Dáil debates

Tuesday, 14 October 2025

Cost of Disability: Motion [Private Members]

 

7:35 pm

Photo of Conor McGuinnessConor McGuinness (Waterford, Sinn Fein)

The Minister will know from the statistics in his Department that people with disabilities and their families are among those most at risk of poverty in the State. They have been abandoned in budget 2026. That is not me as a member of the Opposition saying it. It is what they are telling us. They feel abandoned because they have been abandoned. This is a budget that bears the fingerprints of Fine Gael and the austerity era in every single line. This Government has pulled the rug from under people with disabilities. It has taken away the supports that were keeping their households afloat and replaced them with a pitiful €10 increase in the disability allowance. This is an increase that does not even keep pace with real inflation.
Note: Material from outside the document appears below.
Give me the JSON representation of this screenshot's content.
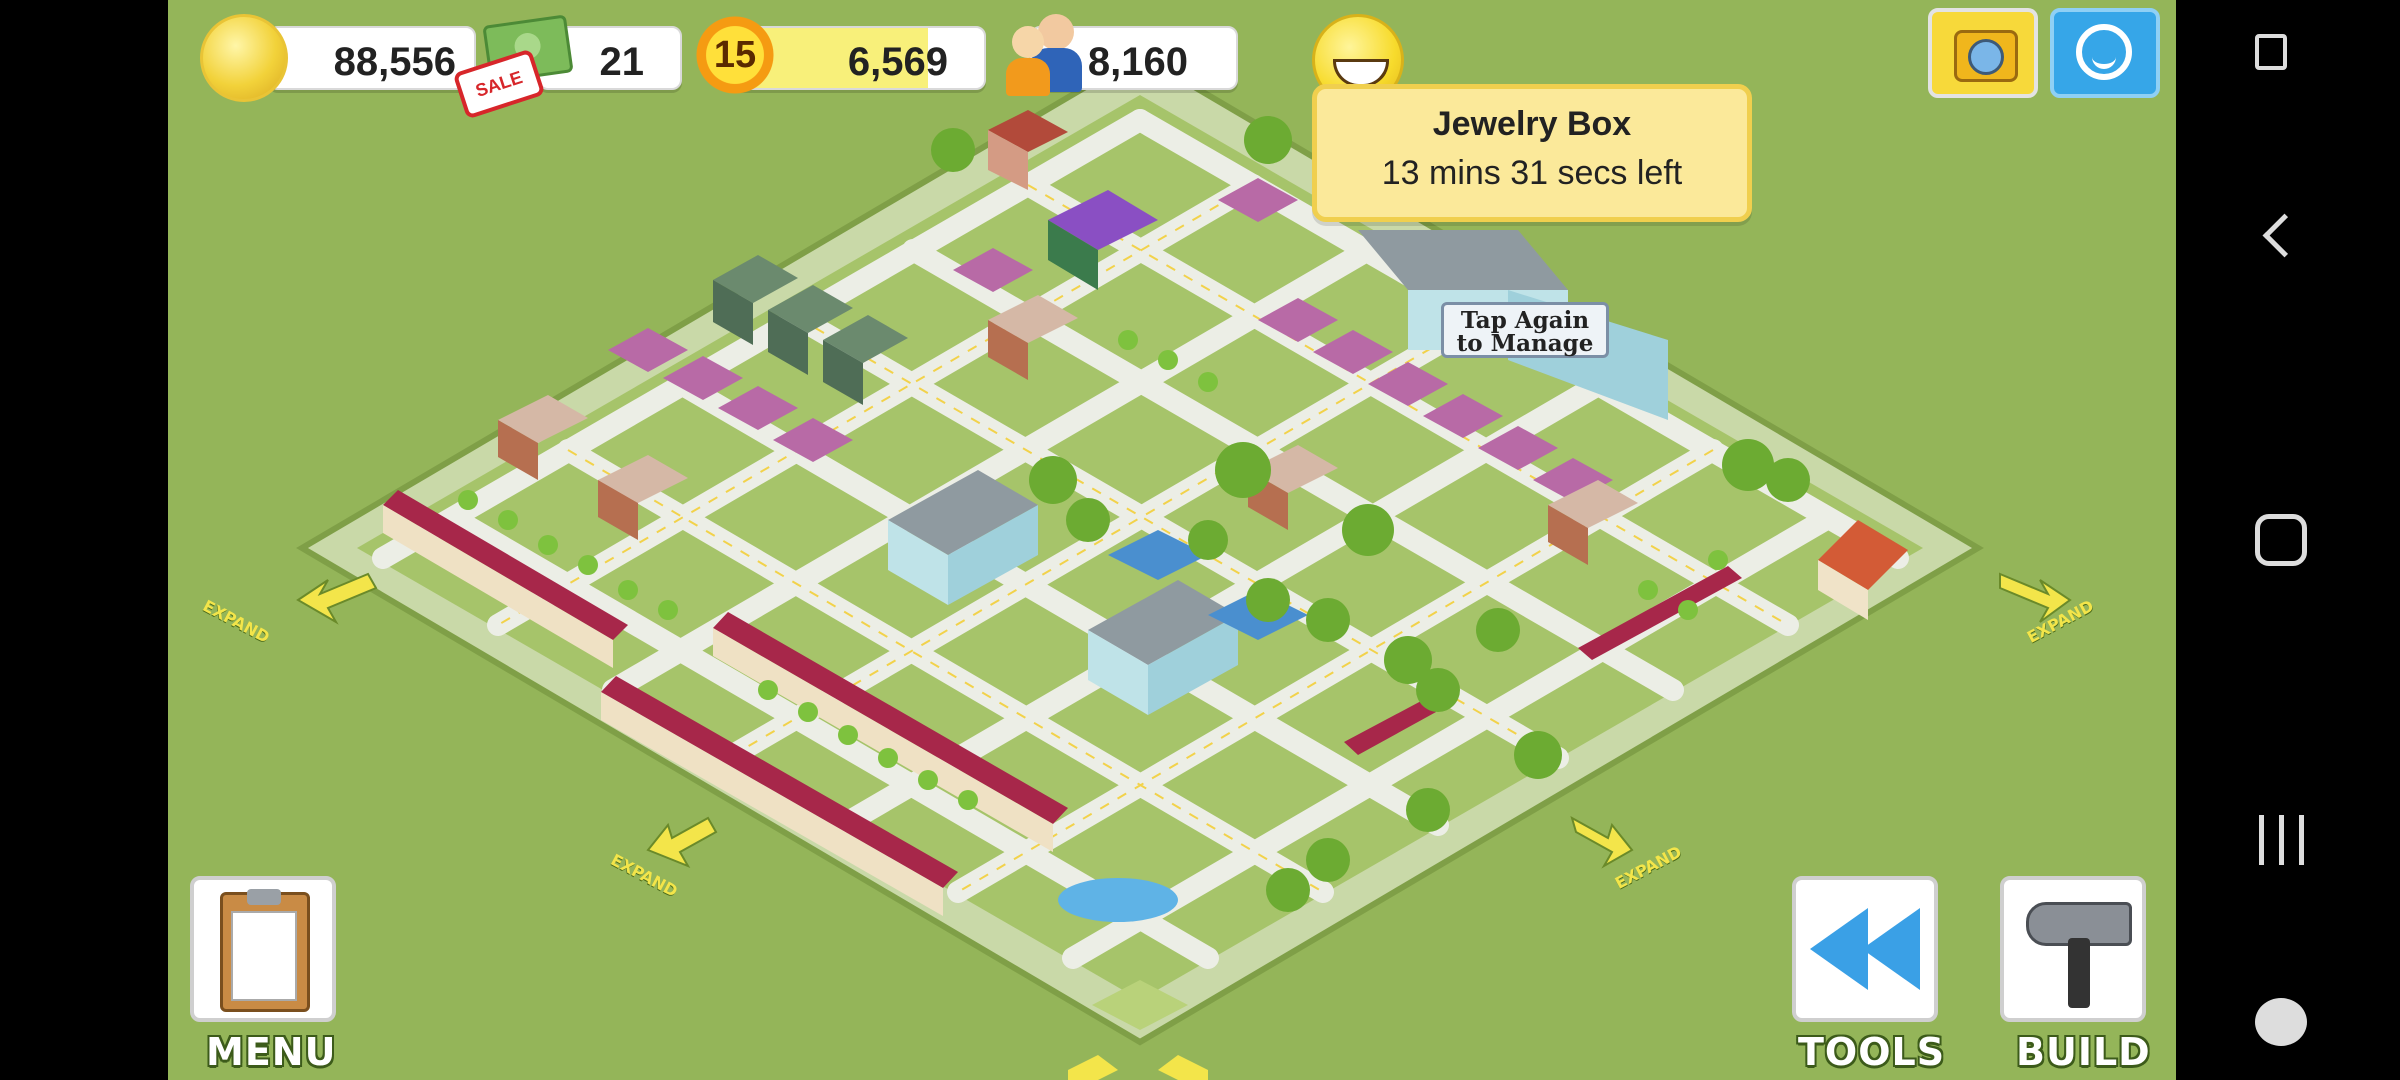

Food prices, rents and energy bills are all rising and the response of the Minister's Government is a slap in the face to those who already face the highest cost of living in the State.

The Government's own research has shown that the additional cost of disability is between €9,000 and €11,000 every single year. We heard the Taoiseach dismissing the ESRI earlier today, but it tells us that households with a disabled member are at a very high risk of poverty and that two in five children in such households grow up at a risk of poverty after housing costs are removed from the equation, yet Fine Gael, with the support and leadership of Fianna Fáil it would seem, looks the other way. The Government cut the cost-of-living supports that people depended on and refused to introduce a permanent cost-of-disability payment, a measure that has been repeatedly called for by advocacy groups, Sinn Féin and people with disabilities themselves.

Our alternative budget set out a different path. It called for a €20 increase in the disability allowance, a €300 lump-sum payment to all core welfare reciptients, a €25 increase in the domiciliary care allowance and a €450 energy credit. These are real and practical measures to help people to live with dignity. Instead of fairness and decency, the Government has chosen indifference and neglect.

It is utterly detached from the reality of life for people with disabilities to suggest that a cost-of-disability payment might be considered next year, as if poverty can be put on hold. It is an insult. It follows the insult we saw in the general election campaign last year with the then Taoiseach, now Tánaiste. We see that carried forward a year and it is as if nothing has been learned in that time. Our motion calls for justice, an immediate lump-sum payment this winter and the development of a permanent cost-of-disability payment and. It calls on the Government to reverse course, to stop ignoring those who are suffering most and to recognise the basic truth that poverty and the maintenance of poverty is a political choice and it is the wrong one.